Tory Carr, 2006 REU student from the University of Arizona.
Besides their intense physics work and mixing with a variety of professional staff, the students did have time to develop a sense of community at work and in the dormitory. “The sixteen physics REUs all clicked and have been a cohesive group since the start,” Tory added with satisfaction. Organizer Galik gave some attention to the social aspects of the summer but avoided micromanaging the students’ free time. Introductory sessions, tours, and student-faculty lunches involved students in the colorful research fabric of the lab. Several REU programs on campus coordinated with each other to show students the wide variety of scientific research at Cornell.

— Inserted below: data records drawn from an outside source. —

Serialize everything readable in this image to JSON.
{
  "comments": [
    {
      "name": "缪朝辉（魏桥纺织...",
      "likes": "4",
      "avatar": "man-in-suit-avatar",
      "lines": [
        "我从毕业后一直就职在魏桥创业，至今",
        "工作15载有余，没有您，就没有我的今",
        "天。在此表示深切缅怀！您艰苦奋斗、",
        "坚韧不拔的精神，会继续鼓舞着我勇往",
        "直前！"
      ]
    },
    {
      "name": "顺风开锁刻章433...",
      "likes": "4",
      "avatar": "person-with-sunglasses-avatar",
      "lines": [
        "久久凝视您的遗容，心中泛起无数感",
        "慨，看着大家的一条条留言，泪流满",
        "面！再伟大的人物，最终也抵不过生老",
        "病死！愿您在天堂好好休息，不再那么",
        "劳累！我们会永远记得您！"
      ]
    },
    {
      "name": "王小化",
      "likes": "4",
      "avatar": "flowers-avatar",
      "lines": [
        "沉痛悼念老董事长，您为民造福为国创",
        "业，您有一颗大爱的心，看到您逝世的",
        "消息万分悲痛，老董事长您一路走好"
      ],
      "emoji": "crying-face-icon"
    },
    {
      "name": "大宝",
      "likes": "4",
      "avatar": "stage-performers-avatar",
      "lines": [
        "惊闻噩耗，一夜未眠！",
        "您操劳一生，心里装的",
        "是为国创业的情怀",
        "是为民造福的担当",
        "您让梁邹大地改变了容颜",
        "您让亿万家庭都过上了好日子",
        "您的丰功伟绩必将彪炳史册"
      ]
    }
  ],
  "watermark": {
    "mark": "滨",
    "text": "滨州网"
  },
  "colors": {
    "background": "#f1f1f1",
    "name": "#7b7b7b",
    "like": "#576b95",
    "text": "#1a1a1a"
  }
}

Other highlights were lunchtime “Fun Talks” and weekend trips to New York City and Niagara Falls organized by the Cornell Center for Materials Research REU program.
Elise had an unexpected opportunity to share lunch with NSF Director Arden Bement, Jr., during his visit to Wilson Laboratory to learn about the particle physics and x-ray science programs. Elise joined three Cornell graduate students who gave five minute presentations on their work. She demonstrated nicely the high level of complexity undergraduate projects could achieve, as well as how excited and grateful she was for research opportunities afforded by the NSF-funded REU program.
In total, five REU undergraduates worked on this first-of-its-kind ERL x-ray source. In addition to Elise and Tory, Michael Antosh, from the University of New Hampshire, spoke at the technical design meeting about “Design of a Multicell Superconducting Cavity for the Cornell ERL Main Linac.” Michael also worked with mentor Liepe. Ivan Bazarov, research associate and head of the diagnostics team for the ERL prototype construction project, was mentor to two undergraduates: Michael Rosenman, from Carnegie Mellon University, studied “In-situ Modeling of the ERL Injector” and Colwyn Gulliford, from New College of Florida, developed “Study of Interceptive Emittance Diagnostics”.
Hoffstaetter, who supervised Tory Carr, also organizes the weekly technical design group meeting where the students presented their reports. He opened the meeting admitting that he started the summer with “some doubts” about the merits of having so many undergraduates working at once. Over the course of the summer, he confessed, his doubts have been cleanly erased.